Artificial Intelligence-Driven Prediction of Antimicrobial Resistance Patterns: Integrating Machine Learning with Genomic Epidemiology for Precision Antibiotic Stewardship
Keywords:
Antimicrobial resistance, machine learning, genomic epidemiology, antibiotic stewardship, precision medicine, whole-genome sequencing, predictive modeling, clinical decision supportAbstract
Antimicrobial resistance (AMR) represents one of the most pressing global health challenges of the 21st century, threatening to undermine decades of medical progress and compromise the treatment of infectious diseases. The emergence and spread of resistant pathogens have been accelerated by inappropriate antibiotic use, inadequate surveillance systems, and the complex evolutionary dynamics of bacterial populations. This research paper explores the transformative potential of artificial intelligence (AI) and machine learning (ML) technologies in predicting antimicrobial resistance patterns through integration with genomic epidemiology data. By examining current methodologies, algorithmic approaches, and practical applications, this study demonstrates how AI-driven systems can enhance precision antibiotic stewardship programs and inform clinical decision-making.
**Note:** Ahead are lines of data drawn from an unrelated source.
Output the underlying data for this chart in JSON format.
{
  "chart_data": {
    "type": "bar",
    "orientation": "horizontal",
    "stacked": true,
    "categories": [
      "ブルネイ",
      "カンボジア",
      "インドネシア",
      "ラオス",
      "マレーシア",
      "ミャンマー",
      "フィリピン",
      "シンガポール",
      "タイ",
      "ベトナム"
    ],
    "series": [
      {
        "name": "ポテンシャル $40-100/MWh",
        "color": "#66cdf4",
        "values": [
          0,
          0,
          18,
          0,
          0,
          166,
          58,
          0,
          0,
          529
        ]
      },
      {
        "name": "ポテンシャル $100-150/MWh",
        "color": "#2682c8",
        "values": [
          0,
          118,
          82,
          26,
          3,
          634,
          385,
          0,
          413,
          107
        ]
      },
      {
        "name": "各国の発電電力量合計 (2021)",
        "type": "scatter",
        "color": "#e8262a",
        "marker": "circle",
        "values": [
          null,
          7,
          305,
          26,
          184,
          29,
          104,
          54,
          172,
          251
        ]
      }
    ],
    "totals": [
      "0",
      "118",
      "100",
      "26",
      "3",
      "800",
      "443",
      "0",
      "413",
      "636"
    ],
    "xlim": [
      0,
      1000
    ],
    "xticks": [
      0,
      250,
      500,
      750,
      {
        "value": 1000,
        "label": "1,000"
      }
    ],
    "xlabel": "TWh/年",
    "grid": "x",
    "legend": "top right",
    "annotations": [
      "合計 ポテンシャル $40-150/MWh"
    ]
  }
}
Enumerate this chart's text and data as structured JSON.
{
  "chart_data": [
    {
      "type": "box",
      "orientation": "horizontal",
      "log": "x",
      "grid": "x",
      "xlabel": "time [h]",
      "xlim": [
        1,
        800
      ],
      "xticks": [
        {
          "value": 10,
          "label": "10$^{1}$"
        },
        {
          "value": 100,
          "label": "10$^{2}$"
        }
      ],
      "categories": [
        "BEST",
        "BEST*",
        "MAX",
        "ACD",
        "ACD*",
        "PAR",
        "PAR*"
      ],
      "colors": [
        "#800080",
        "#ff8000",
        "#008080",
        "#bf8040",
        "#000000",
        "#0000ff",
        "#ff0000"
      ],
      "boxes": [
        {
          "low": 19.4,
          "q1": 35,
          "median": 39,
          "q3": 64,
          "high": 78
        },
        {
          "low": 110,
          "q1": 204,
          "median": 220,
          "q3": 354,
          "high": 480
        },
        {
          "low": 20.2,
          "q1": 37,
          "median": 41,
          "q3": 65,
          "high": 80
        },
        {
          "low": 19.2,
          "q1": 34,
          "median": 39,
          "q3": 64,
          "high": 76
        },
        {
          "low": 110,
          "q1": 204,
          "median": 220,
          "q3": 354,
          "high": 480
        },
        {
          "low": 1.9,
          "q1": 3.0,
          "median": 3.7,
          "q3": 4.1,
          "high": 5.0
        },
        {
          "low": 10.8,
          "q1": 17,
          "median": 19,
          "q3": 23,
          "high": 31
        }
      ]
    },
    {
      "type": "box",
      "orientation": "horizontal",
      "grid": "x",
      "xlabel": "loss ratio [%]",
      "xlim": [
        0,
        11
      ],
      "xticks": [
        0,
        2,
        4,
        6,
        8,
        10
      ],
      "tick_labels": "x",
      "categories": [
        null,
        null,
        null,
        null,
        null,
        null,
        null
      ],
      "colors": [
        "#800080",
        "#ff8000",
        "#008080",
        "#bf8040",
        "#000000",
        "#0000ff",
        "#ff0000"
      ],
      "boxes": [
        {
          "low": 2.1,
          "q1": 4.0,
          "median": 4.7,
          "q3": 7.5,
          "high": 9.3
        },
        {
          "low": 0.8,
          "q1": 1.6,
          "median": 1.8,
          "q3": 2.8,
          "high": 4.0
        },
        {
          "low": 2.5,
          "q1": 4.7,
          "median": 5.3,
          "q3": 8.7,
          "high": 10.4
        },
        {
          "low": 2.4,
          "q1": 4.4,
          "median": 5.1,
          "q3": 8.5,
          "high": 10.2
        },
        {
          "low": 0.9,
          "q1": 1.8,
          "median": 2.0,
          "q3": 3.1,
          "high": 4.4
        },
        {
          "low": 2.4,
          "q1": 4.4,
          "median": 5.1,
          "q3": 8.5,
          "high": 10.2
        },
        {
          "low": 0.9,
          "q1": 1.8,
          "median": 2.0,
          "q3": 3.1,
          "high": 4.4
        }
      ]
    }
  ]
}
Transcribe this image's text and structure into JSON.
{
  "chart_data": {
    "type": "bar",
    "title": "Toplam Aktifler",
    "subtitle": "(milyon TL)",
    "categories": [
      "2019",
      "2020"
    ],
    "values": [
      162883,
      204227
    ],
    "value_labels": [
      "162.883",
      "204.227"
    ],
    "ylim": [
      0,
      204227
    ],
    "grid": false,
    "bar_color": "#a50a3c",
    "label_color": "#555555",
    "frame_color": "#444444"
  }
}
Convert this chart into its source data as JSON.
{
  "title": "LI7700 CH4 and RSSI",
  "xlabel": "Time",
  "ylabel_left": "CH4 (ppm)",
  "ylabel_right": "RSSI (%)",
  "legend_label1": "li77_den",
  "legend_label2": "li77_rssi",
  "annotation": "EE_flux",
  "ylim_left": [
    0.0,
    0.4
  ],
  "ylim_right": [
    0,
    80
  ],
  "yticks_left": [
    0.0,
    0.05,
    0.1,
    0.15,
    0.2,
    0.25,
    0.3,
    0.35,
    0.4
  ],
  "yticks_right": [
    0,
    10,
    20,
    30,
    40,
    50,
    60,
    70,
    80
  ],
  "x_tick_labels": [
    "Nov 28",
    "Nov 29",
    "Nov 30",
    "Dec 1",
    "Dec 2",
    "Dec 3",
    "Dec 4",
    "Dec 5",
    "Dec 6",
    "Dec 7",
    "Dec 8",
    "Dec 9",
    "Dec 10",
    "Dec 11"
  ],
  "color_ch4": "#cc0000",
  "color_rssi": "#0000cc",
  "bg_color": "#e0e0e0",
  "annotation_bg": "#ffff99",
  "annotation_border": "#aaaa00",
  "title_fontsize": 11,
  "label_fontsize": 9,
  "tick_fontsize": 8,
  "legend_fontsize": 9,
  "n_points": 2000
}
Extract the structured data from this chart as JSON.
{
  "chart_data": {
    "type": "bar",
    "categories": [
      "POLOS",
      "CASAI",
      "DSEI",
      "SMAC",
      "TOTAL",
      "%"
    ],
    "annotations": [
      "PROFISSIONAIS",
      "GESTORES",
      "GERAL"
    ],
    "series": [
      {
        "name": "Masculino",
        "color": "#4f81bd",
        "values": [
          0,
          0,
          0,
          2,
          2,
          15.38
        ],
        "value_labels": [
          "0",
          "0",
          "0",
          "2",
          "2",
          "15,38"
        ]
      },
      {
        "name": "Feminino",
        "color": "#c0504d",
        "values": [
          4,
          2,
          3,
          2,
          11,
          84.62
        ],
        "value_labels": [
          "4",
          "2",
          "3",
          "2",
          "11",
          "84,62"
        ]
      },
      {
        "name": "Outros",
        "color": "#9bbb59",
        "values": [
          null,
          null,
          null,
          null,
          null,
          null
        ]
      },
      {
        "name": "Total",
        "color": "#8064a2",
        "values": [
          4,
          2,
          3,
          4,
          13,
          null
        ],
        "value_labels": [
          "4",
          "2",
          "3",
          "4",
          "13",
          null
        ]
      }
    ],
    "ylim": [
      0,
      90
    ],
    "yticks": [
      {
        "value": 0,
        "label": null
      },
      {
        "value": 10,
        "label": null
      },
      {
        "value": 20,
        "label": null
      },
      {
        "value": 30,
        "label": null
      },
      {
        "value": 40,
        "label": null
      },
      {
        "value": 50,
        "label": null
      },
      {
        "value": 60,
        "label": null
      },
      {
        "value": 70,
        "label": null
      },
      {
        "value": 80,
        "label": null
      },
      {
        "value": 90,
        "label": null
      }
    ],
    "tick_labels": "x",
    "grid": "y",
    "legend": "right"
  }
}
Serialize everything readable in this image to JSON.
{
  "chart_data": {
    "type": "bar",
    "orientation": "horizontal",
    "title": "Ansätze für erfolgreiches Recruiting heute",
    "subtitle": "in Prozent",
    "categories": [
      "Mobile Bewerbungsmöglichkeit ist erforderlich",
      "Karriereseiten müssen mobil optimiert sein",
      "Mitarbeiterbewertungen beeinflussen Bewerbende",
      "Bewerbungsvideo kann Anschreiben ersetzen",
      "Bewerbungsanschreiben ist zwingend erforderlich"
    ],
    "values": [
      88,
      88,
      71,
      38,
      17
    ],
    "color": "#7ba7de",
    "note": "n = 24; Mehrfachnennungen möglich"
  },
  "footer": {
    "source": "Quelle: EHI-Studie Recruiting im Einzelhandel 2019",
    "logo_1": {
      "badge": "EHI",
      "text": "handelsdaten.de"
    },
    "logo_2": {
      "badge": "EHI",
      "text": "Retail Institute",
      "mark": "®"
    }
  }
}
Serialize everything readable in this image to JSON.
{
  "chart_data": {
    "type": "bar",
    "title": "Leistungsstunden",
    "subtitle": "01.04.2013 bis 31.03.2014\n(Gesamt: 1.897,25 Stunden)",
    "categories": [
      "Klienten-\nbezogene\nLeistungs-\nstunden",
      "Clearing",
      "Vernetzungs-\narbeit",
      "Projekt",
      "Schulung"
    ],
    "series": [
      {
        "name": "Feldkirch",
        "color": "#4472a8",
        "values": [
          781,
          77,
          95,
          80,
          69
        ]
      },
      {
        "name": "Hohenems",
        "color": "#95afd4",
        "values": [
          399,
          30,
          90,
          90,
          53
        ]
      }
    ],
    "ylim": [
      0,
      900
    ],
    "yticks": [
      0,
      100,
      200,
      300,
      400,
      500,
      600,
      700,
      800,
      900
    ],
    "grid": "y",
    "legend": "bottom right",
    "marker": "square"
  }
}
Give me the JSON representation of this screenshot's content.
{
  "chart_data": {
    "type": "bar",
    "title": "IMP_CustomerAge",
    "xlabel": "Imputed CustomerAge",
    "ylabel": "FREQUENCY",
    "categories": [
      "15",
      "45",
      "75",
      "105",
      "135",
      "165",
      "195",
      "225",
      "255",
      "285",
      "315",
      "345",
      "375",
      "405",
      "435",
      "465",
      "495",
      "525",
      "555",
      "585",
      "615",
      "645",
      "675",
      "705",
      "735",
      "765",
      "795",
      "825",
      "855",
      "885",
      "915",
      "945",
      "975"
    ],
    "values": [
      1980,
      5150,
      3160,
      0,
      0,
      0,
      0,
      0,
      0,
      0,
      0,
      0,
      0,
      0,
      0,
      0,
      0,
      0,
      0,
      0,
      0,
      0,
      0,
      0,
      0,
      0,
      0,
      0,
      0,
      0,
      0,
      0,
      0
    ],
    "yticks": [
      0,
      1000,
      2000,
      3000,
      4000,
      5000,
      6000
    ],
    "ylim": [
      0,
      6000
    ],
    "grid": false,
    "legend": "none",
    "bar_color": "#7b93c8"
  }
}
The synthesis of whole-genome sequencing data, phenotypic resistance profiles, and advanced computational models offers unprecedented opportunities for early detection of resistance mechanisms, prediction of treatment outcomes, and optimization of antimicrobial therapy. This comprehensive analysis addresses the technical frameworks, validation strategies, implementation challenges, and future directions necessary for translating AI-based AMR prediction systems from research environments into routine clinical practice, ultimately contributing to more effective infection control and preservation of antibiotic efficacy for future generations.